De vrije en verantwoordelijke pers
We keren terug naar de gegeven definitie van christelijke journalistiek: het kenmerk van christelijke journalistiek is dat het nieuws wordt verzameld, doorgegeven en becommentarieerd binnen de grenzen van Gods wet. Dat betekent niet dat de algemeen aanvaarde normen binnen de journalistiek (zoals het toepassen van hoor en wederhoor) overboord worden gezet. In tegendeel. Het is een karikaturale voorstelling dat de journalist van een neutrale krant onbevooroordeeld tegenover het nieuws staat, terwijl zijn collega van een christelijke krant alles door een gekleurde bril ziet. Kort na de Tweede Wereldoorlog werd in Amerika een rapport uitgegeven onder de titel; The free and responsible press. De commissie die het rapport had uitgebracht, bestond uit politici, journalisten en uitgevers. In het rapport gaven zij hun visie op de taak van de pers in een democratie. Hier volgen de gegeven kenmerken van een verantwoorde informatievoorziening:
1. het geven van een waarheidsgetrouw verslag van de dagelijkse gebeurtenissen, zodat een helder inzicht in de maatschappelijke ontwikkelingen kan worden verkregen;
2. het bieden van een forum waar commentaar en kritiek kan worden uitgewisseld;
3. het geven van een representatief beeld van de diverse groeperingen in de samenlevingen;
4. het geven van informatie over de doelstellingen en de waarden en normen van de samenleving;
5. het geven van toegang tot de aanwezige kennis in de samenleving.

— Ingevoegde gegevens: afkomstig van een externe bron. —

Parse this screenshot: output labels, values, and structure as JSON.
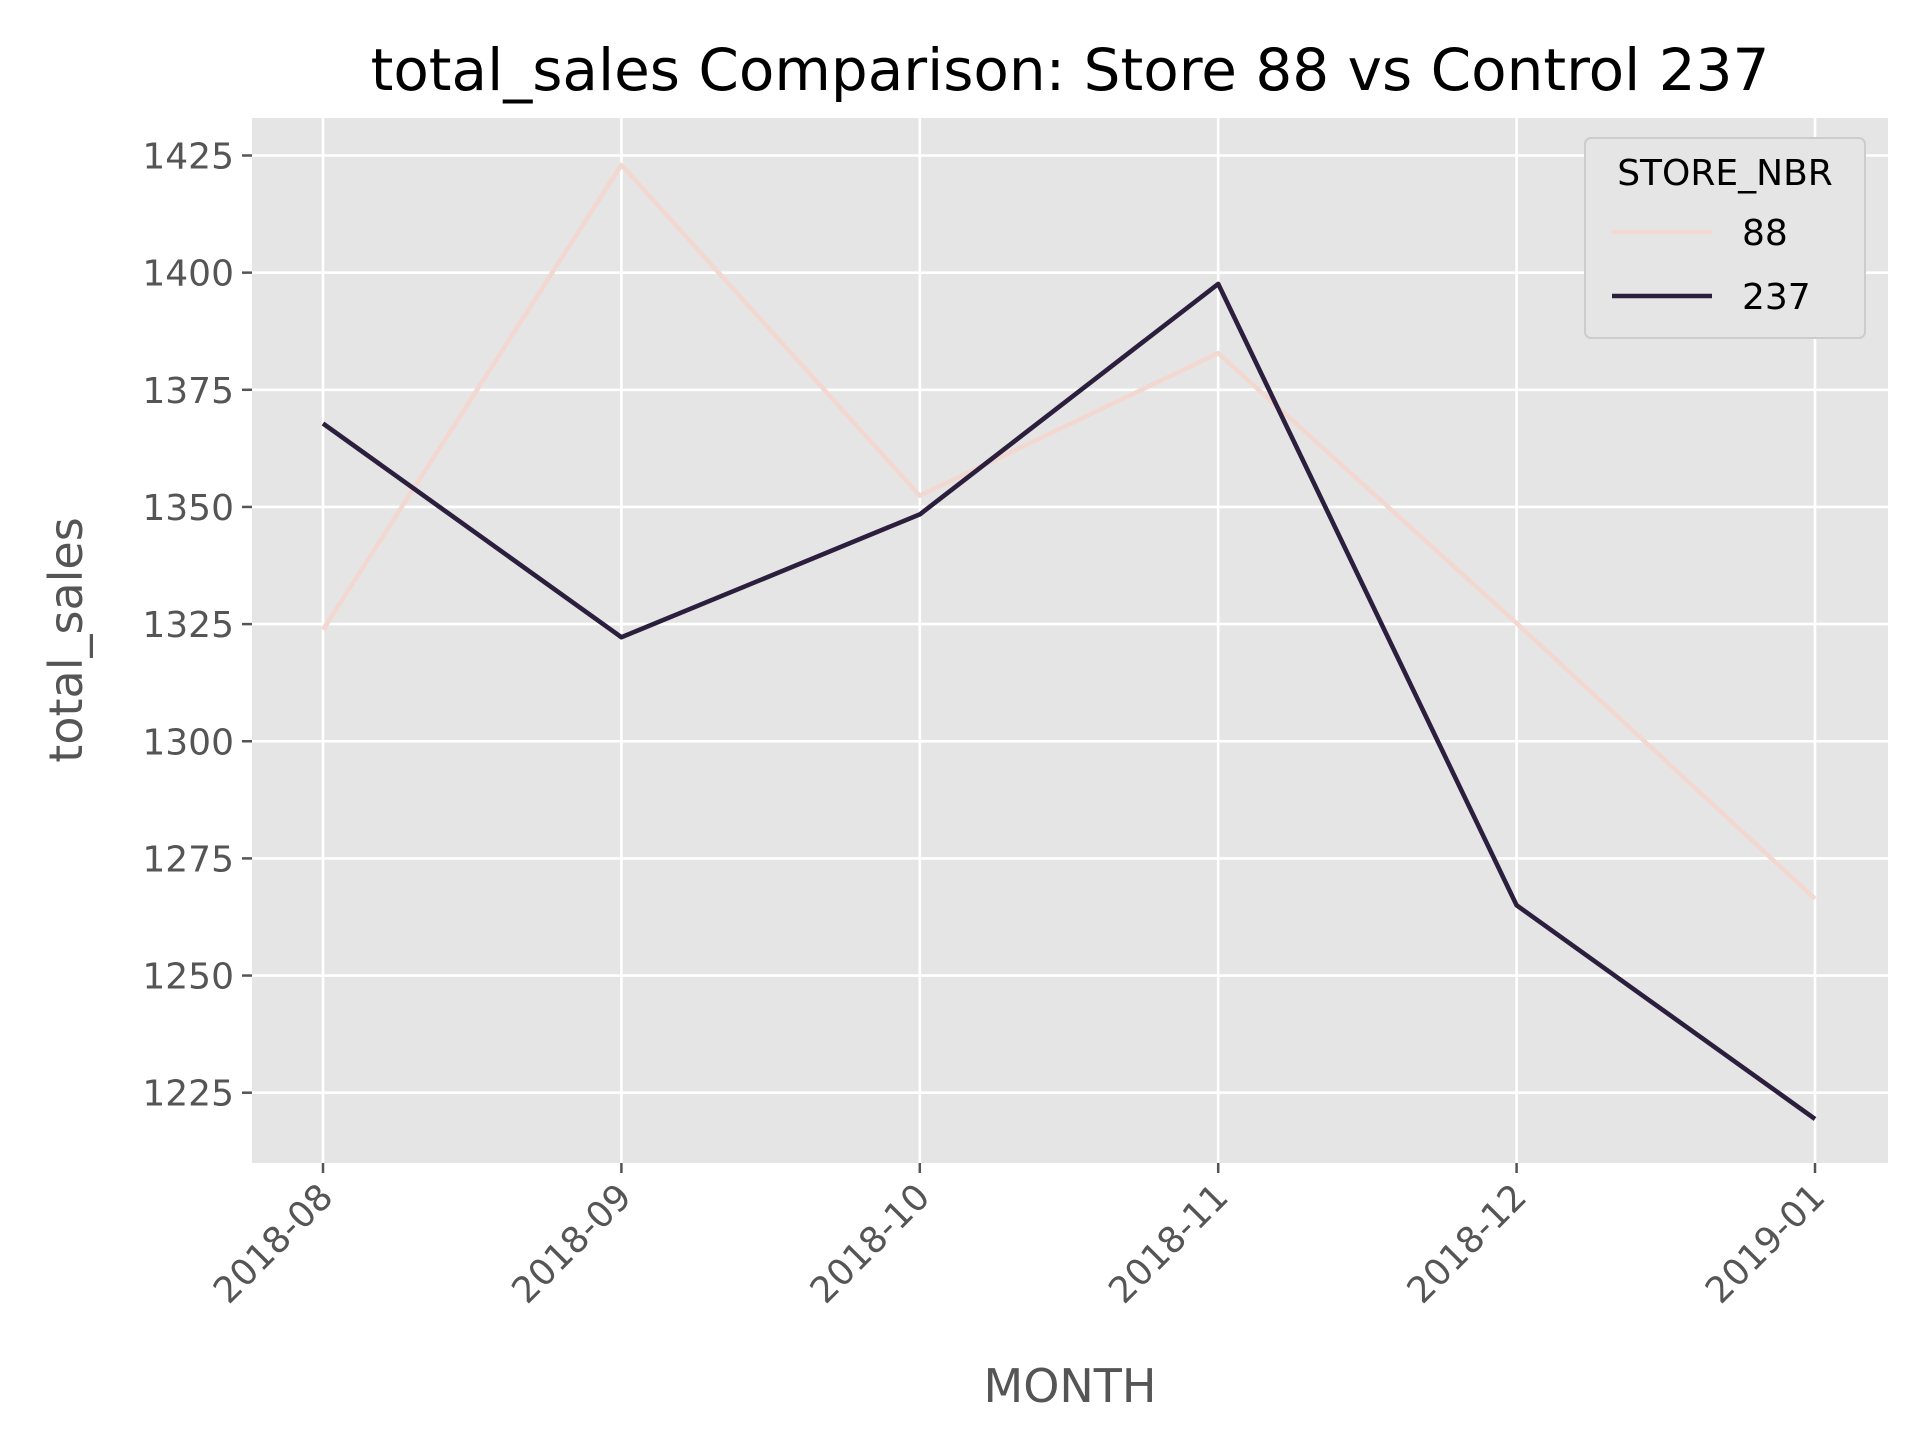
{
  "chart_data": {
    "type": "line",
    "title": "total_sales Comparison: Store 88 vs Control 237",
    "xlabel": "MONTH",
    "ylabel": "total_sales",
    "categories": [
      "2018-08",
      "2018-09",
      "2018-10",
      "2018-11",
      "2018-12",
      "2019-01"
    ],
    "ylim": [
      1210,
      1433
    ],
    "yticks": [
      1225,
      1250,
      1275,
      1300,
      1325,
      1350,
      1375,
      1400,
      1425
    ],
    "grid": true,
    "legend": {
      "title": "STORE_NBR",
      "placement": "top-right"
    },
    "series": [
      {
        "name": "88",
        "color": "#f2d8d1",
        "values": [
          1323.8,
          1423.0,
          1352.4,
          1382.8,
          1325.2,
          1266.4
        ]
      },
      {
        "name": "237",
        "color": "#2c1e3d",
        "values": [
          1367.8,
          1322.2,
          1348.4,
          1397.6,
          1265.0,
          1219.4
        ]
      }
    ],
    "colors": {
      "plot_background": "#e5e5e5",
      "grid": "#ffffff",
      "axis_text": "#555555"
    }
  }
}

Geen van deze regels wordt ondergraven door Gods wet. Ze worden er juist door aangescherpt. Het hoeft dan ook niet te verbazen dat uit de in 1982 gepubliceerde studie Krant en democratie bleek, dat het Reformatorisch Dagblad en het Nederlands Dagblad opvallen door evenwichtigheid, openheid van berichtgeving en zorgvuldigheid van de weergave. Wie zich houdt aan de norm van Gods wet, brengt journalistiek een uitstekend product.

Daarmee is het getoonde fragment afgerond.